Italo Calvino advirtió lo imposible de imaginar hacia dónde
habrían llevado a Pavese las inquietudes etnográficas y antropológicas que lo
apasionaban. Y percibió su compleja y angustiada personalidad, esa voluntad de
razón iluminista que sin embargo no abandona una temblorosa auscultación
instintiva. Mucho de ello se advierte en los inteligentes y lúcidos ensayos que
reunimos y tradujimos con Hugo Gola, no mucho después de su muerte, con el
título de El oficio de poeta (Nueva Visión 1957), donde en “El mito” escribe:
“Antes que fábula, casi maravilloso, el mito fue una simple norma, un
comportamiento significativo, un rito que santificó la realidad. Y fue también
el impulso, la carga magnética que pudo, ella sola, inducir a los hombres a
realizar obras”.
Hay en todo Pavese la felicidad del trabajo consumado, esa
satisfacción por el logro tras el esfuerzo, pero también la insatisfacción
permanente ante el vacío posterior, ante la incapacidad de volver a colmarlo o
el temor de no lograrlo. A ese vacío aludió como uno de los motivos de su
suicidio, y aunque nunca lo sepamos con exactitud (¿quién podría?), se hace
imposible no advertir que el hombre capaz de realizar en sólo 42 años de vida
una obra semejante, difícilmente estuviera terminado como artista. El mismo
que, horas antes de tomar una trágica decisión, escribía en su diario: “Mi
parte pública la he hecho –lo que podía–. He trabajado, he dado poesía a los
hombres, he compartido las penas de muchos”.

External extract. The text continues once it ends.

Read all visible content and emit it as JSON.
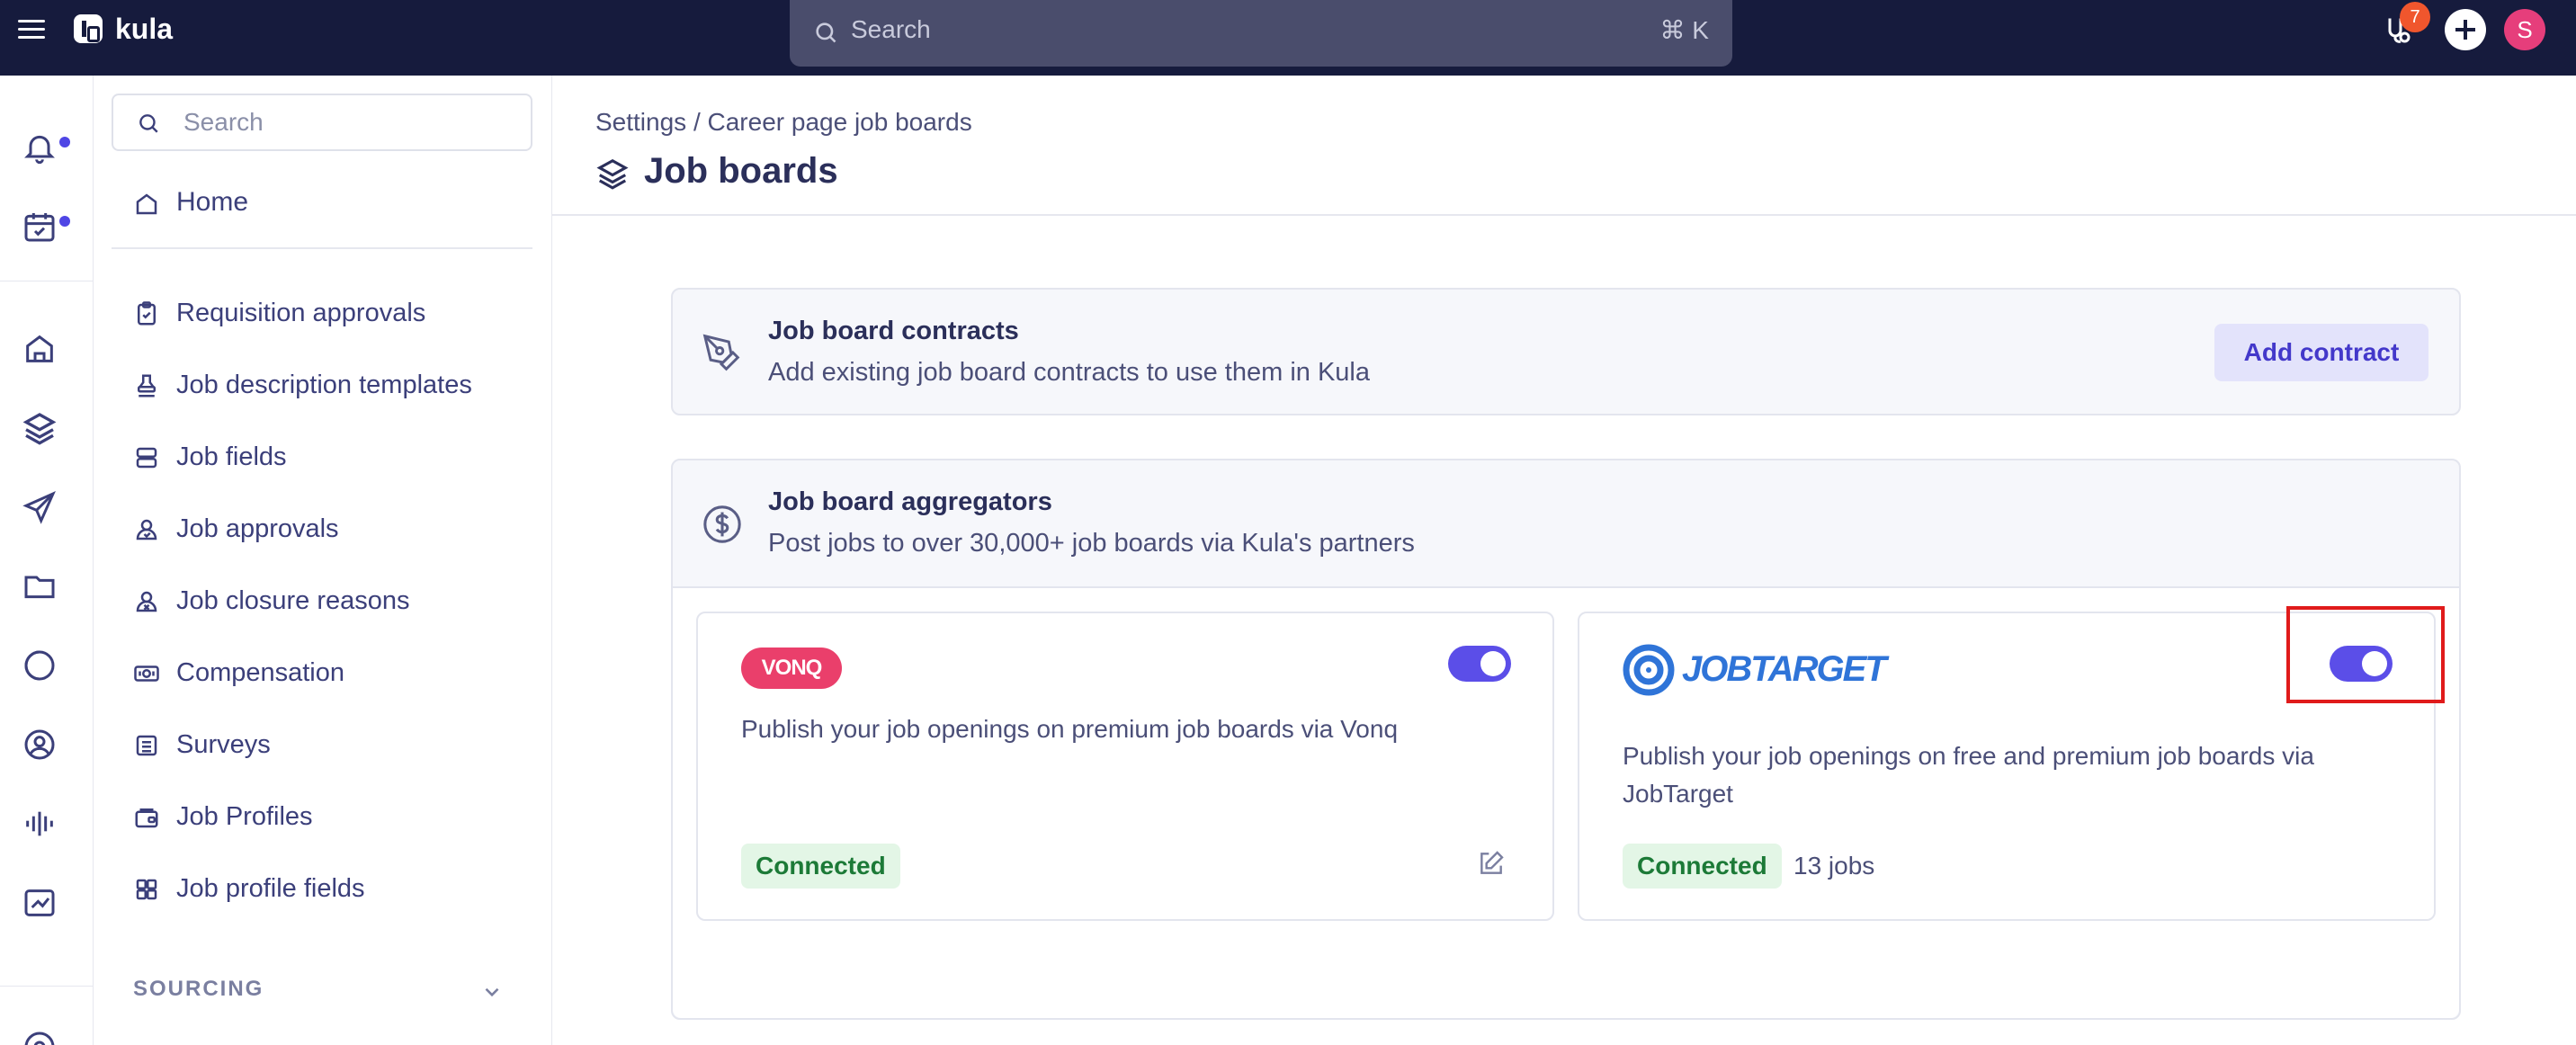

No pocas veces reiteró Pavese que consideraba a Diálogos con Leucó “la cosa menos
infeliz que yo haya escrito”. ¿Cómo no coincidir con él ante esos diálogos de
transido lirismo y honda resonancia, que logran el casi milagroso resurgir,
como una moderna fuente de vida, de los fundacionales mitos griegos? Y
recordemos que ese libro quedó abierto junto a su lecho, en el cuarto de hotel
donde se suicidó. Que su palabra fue escuchada, lo probaron tanto su
persistente repercusión como la estima de sus contemporáneos. Emilio Cecchi lo
dijo quizá mejor que nadie: “Reconozcamos,
una vez más, que de su generación Pavese fue de los espíritus no sólo
artísticamente más dotados, sino, en el conjunto de todas las facultades,
intelectual y moralmente más ejemplares”.